Old Mr. Frost descended upon Clark County Friday morning and Sunday morning, August 18 and 20.  He showed his white whiskers in low spots, and left upon the corn and gardens the effect of his white breath.  The old gentleman may not be a smoker, but he left the searing marks of his breath all over the place.  The damage was wide spread in central and northern Wisconsin, according to Mr. and Mrs. George Wolff, who drove down to Neillsville from Chetek on Monday.  They saw corn damage all around them as they left Chetek and found it all the way down to Neillsville.


Early reports indicate that the damage, while widespread, is not in the nature of a catastrophe.  The damage has fallen chiefly in the low and flat areas of the county.  Corn and gardens on the higher land, and on land with good drainage, have largely escaped.


The areas worst hit seem to be in the Towns of Hewett, Dewhurst, Washburn, Sherwood and the southern portion of Lynn.


Get your school supplies at Sniteman’s; Roy Rogers tablets, w/colored cover pictures of your favorite cowboy, 10’; Loose leaf Notebooks, 35 to 40’; Leather ring memorandum books 50’; fillers 10’; Pencil boxes 15’ to 50’; crayons, box of 8, 10’; box of 24, 35’, box of 48, 59’.


Art gum erasers, 5’ ea.  Eversharp Fountain Pens, $1.50; Perma-point 29’; Ball Point, with Neillsville High Monogram $1.


Stop at Sniteman’s for your Noon-day and after school Parkins Ice cream treats!


Papers have been filed in the Register of Deeds for the transfer of the Luther restaurant building on the east side of Main Street in Greenwood.  The purchasers are William E. Kiviko and his wife, Lila as joint tenants.


The building is of brick construction and occupies a frontage of 35 feet. The consideration was about $12,000


S/Sgt. Herbert H. Langreck, son of Mr. and Mrs. Henry H. Langreck, Neillsville, Rt. 4, a member of the air force, is now assigned to “Far East Air Force” bases to aid in the Korean campaign.  He was formerly stationed with the Thirteenth Air Force at Clark Air Force base in the Philippine islands.

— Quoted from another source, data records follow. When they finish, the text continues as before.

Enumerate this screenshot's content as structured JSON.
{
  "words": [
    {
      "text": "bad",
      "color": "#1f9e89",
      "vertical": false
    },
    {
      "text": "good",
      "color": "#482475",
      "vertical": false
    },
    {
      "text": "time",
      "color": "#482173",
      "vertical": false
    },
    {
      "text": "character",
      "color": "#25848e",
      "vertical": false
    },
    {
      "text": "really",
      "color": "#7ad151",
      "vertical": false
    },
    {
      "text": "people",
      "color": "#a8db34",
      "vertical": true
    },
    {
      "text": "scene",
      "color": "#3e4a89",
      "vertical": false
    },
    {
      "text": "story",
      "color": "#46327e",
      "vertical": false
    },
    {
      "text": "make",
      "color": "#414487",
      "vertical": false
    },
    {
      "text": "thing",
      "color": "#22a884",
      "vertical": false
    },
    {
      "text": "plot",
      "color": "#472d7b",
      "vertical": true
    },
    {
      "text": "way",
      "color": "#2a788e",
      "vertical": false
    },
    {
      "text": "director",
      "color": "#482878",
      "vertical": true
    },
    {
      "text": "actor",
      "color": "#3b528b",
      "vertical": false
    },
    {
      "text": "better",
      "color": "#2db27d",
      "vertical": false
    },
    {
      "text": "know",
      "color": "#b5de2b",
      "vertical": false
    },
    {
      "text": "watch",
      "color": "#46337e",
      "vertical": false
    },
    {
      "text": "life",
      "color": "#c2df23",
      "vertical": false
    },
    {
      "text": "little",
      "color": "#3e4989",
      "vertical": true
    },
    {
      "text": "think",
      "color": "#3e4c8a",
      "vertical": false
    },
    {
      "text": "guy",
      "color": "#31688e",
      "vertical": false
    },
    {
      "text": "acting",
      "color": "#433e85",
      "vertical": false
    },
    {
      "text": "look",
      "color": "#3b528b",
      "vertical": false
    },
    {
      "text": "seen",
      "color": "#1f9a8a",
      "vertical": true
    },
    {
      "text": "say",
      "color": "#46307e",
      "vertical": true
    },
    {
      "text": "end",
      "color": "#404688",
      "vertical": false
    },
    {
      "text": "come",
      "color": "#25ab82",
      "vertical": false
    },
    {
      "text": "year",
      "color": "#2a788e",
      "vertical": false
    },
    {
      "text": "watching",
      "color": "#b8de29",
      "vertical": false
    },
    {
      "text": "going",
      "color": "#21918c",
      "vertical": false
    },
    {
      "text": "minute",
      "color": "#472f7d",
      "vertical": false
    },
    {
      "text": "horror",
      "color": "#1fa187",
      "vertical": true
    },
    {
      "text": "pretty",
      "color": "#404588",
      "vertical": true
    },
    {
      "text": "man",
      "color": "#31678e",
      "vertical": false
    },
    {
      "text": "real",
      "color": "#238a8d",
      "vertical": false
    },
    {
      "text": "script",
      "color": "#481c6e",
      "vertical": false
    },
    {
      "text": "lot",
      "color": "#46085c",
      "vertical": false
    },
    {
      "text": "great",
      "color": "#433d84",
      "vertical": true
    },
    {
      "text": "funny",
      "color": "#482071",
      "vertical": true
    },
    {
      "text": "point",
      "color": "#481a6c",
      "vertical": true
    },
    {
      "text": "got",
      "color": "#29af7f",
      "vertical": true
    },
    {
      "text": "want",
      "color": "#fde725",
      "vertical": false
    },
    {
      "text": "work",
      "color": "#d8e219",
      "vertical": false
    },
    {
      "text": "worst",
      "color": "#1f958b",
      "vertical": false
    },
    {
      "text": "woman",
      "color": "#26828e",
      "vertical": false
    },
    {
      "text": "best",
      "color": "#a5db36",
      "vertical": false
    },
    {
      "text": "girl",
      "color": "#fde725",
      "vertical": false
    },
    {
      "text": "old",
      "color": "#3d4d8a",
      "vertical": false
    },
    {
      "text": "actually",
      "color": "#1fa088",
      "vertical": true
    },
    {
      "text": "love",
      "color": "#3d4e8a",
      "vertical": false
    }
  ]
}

Sergeant Langreck joined the armed services in 1942.  He joined the air force November 16, 1948.  He left for overseas duty in the Philippines in November 1949 from Fort Lewis, Wash.




Neillsville Public School’s first bus was purchased in the early 1940s.  The bus, driven by Ray Strebing, traveled a route southwest of the city transporting high school students who lived in that area to and from school.